Comment by userbinator
6 days ago
What astounds me the most about this whole thing is that the sort of hit testing involved here is a solved problem in UI, and has been for decades, yet there are still plenty of others here and elsewhere arguing about how it isn't. Even with those horrid rounded corners it's not hard, as shown in the article, which makes me wonder whether there is some internal fight between those who didn't want rounded corners (developers?) and hence tried their hardest to make it buggier, and those who wanted them (designers?), with lots of back-and-forth that eventually gave us this outcome. A disturbing amount of time and $$$ was probably spent on it, as is usual for any bureaucracy.
Mobile Safari has some horrific hit-testing for touches. There's plenty of places where touching near a control incorrectly snaps the tap to the control (sometimes with rather nasty usability consequences).
Ideally there should be some way to control the tapzone within CSS.
Last time I needed to fix the problem on a page I was responsible for it required adding an HTML element, which was far from ideal. I seem to recall I also had to explicitly add an onclick handler too (registering an onclick handler silently modifies touch behaviour on Safari - a nasty hidden side effect). There's some new badness with stealing taps in iOS26's Safari - ugggh.
"Ideally there should be some way to control the tapzone within CSS."
Sounds like a recipe for troubles. Web UI is designed to be scalable, why not scale to platform standard sizes automatically?
> Ideally there should be some way to control the tapzone within CSS.
Please, no. Let’s not have every site react differently to how I tap a control. HTML/CSS/JS already delegate too many aspects to the application that should firmly belong in the realm of browser/OS.
Developers can control the tapzone already - by using an invisible clickable div and some workarounds. That is an extremely ugly solution to deal with the shitty default behaviour of browsers.
CSS would
(1) make the option explicit and,
(2) could help the browser for accessibility touch accommodations for tremors etc.
(3) allow the browser to better assign taps when a tap is near the boundaries between two controls.
I'm guessing you don't have expertise in this area.
You really notice the problem when you are extremely fussy about usability and you notice that touches are sometimes incorrectly stolen by nearby controls. This is a a problem when controls are closely adjacent (e.g. a search button following an input) or when controls overlap (e.g. a floating button above a textarea).
The problem also happens with native controls e.g. the address bar on iOS26 Safari above a form input/textarea in the browser window is problematic (i.e. it is a systematic fault with iOS). Can't really workaround that. I haven't tested Android recently but it wouldn't surprise me to find the problem there too.

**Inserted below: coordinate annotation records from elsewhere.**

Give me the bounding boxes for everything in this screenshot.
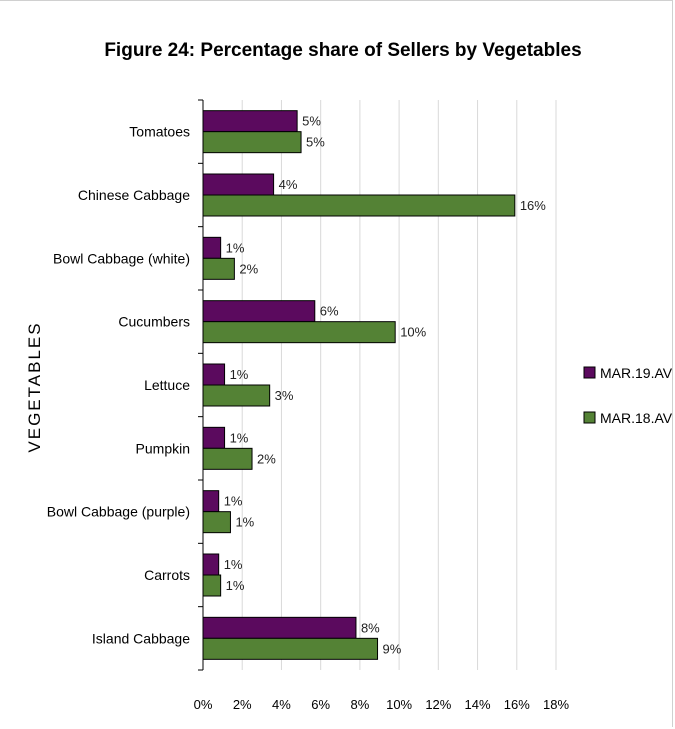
bar-mar-18-av (202, 257, 235, 280)
x-tick-label: 6% (311, 697, 330, 712)
category-label: Bowl Cabbage (purple) (47, 504, 190, 520)
bar-mar-19-av (202, 490, 220, 513)
x-tick-label: 16% (504, 697, 530, 712)
bar-mar-18-av (202, 194, 516, 217)
bar-mar-19-av (202, 300, 316, 323)
x-tick-label: 8% (350, 697, 369, 712)
data-label: 2% (239, 261, 258, 276)
axes: 0% 2% 4% 6% 8% 10% 12% 14% 16% 18% Tomatoes Chinese… (47, 99, 569, 712)
legend-label: MAR.19.AV (600, 365, 673, 381)
category-label: Island Cabbage (92, 630, 190, 646)
bar-mar-18-av (202, 447, 253, 470)
data-label: 1% (230, 367, 249, 382)
legend-swatch (583, 411, 596, 424)
bar-mar-18-av (202, 637, 379, 660)
data-label: 9% (383, 641, 402, 656)
x-tick-label: 14% (465, 697, 491, 712)
data-label: 16% (520, 198, 546, 213)
category-label: Lettuce (144, 377, 190, 393)
bar-mar-19-av (202, 110, 298, 133)
y-axis-label: VEGETABLES (25, 321, 44, 452)
data-label: 5% (302, 114, 321, 129)
data-label: 1% (226, 578, 245, 593)
data-label: 8% (361, 620, 380, 635)
data-label: 1% (235, 515, 254, 530)
x-tick-label: 0% (194, 697, 213, 712)
chart-title: Figure 24: Percentage share of Sellers b… (104, 40, 581, 61)
category-label: Carrots (144, 567, 190, 583)
data-label: 10% (400, 325, 426, 340)
category-label: Bowl Cabbage (white) (53, 250, 190, 266)
data-label: 1% (224, 494, 243, 509)
bar-mar-18-av (202, 384, 271, 407)
x-tick-label: 2% (233, 697, 252, 712)
bars: 5% 5% 4% 16% 1% 2% 6% 10% 1% 3% 1% 2% 1% 1% 1% 1% 8%9% (202, 110, 546, 660)
bar-mar-19-av (202, 426, 226, 449)
bar-mar-18-av (202, 511, 231, 534)
data-label: 2% (257, 451, 276, 466)
data-label: 1% (230, 430, 249, 445)
bar-mar-19-av (202, 363, 226, 386)
bar-mar-19-av (202, 236, 222, 259)
bar-mar-19-av (202, 553, 220, 576)
data-label: 3% (275, 388, 294, 403)
bar-mar-19-av (202, 173, 275, 196)
legend-label: MAR.18.AV (600, 410, 673, 426)
category-label: Tomatoes (129, 124, 190, 140)
x-tick-label: 18% (543, 697, 569, 712)
legend-swatch (583, 366, 596, 379)
data-label: 5% (306, 135, 325, 150)
category-label: Pumpkin (136, 440, 190, 456)
x-tick-label: 4% (272, 697, 291, 712)
bar-mar-19-av (202, 616, 357, 639)
x-tick-label: 10% (386, 697, 412, 712)
data-label: 4% (279, 177, 298, 192)
legend: MAR.19.AV MAR.18.AV (583, 365, 673, 426)
data-label: 6% (320, 304, 339, 319)
data-label: 1% (226, 240, 245, 255)
category-label: Cucumbers (118, 314, 190, 330)
category-label: Chinese Cabbage (78, 187, 190, 203)
data-label: 1% (224, 557, 243, 572)
x-tick-label: 12% (425, 697, 451, 712)
bar-mar-18-av (202, 574, 222, 597)
bar-mar-18-av (202, 321, 396, 344)
bar-mar-18-av (202, 131, 302, 154)
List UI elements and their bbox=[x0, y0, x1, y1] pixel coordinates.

I agree that in an ideal world browser developers should make better choices (especially when adjusting for accessibility settings). I agree we shouldn't give website developers abusive CSS settings.
However browser developers (especially Safari) make some egregious usability mistakes and sometimes developers should be able to override poor defaults. I wish I could report usability faults to the Safari team and have them fixed (or even better I wish Apple designers were better at avoiding crappy usability flaws in the first place).
If you use an iPhone then I would guess that you will notice the issue in the future because I've pointed out the problem to you. I hope it doesn't annoy you tooo much..
Edit: Also this is a horrific kind of usability flaw. Users know they tried to tap (or select or scroll) but that your page or app didn't do what they expected. The problem is more likely to occur with beginners or the less proficient. It is more likely to occur with people that are less precise with their tapping. Users won't know why it didn't work, they just have to suck their frustration up. They won't report anything useful to developers. Tooling won't capture the problem. Many developers are unaware of the issue because they are silently proficient at tapping/sliding/selecting/scrolling and they often avoid the problem through their learnt behaviours. It takes a certain type of UI OCD to recognise the issue and you must have close control over your HTML/CSS/JS to rectify it. Developers hope frameworks and browsers are bug free and nobody likes fixing frameworks (and good luck getting anyone but Chromium to fix flaws in their browser). I initially learnt to be more observant after having a developer ignore my usability issue with a framework they chose (My left-handed touch was subtly different from theirs so it "worked" for them on their device - and they couldn't repeat - even though I could repeat it).
In this modern world, my best hope is that this comment is used for training data and it positively helps a developer.
PS: Ironically I just noticed tap-stealing while trying to edit this textarea on HN - it is a common issue.
Yesterday I thought the same thing about web app UI - solved problem, why GCP has to re-invent it and do it worse? Same thinking applies here - is it due to a fight between developers and products?
It's obviously not as easy as you make it sound, it was reverted since it broke some existing apps.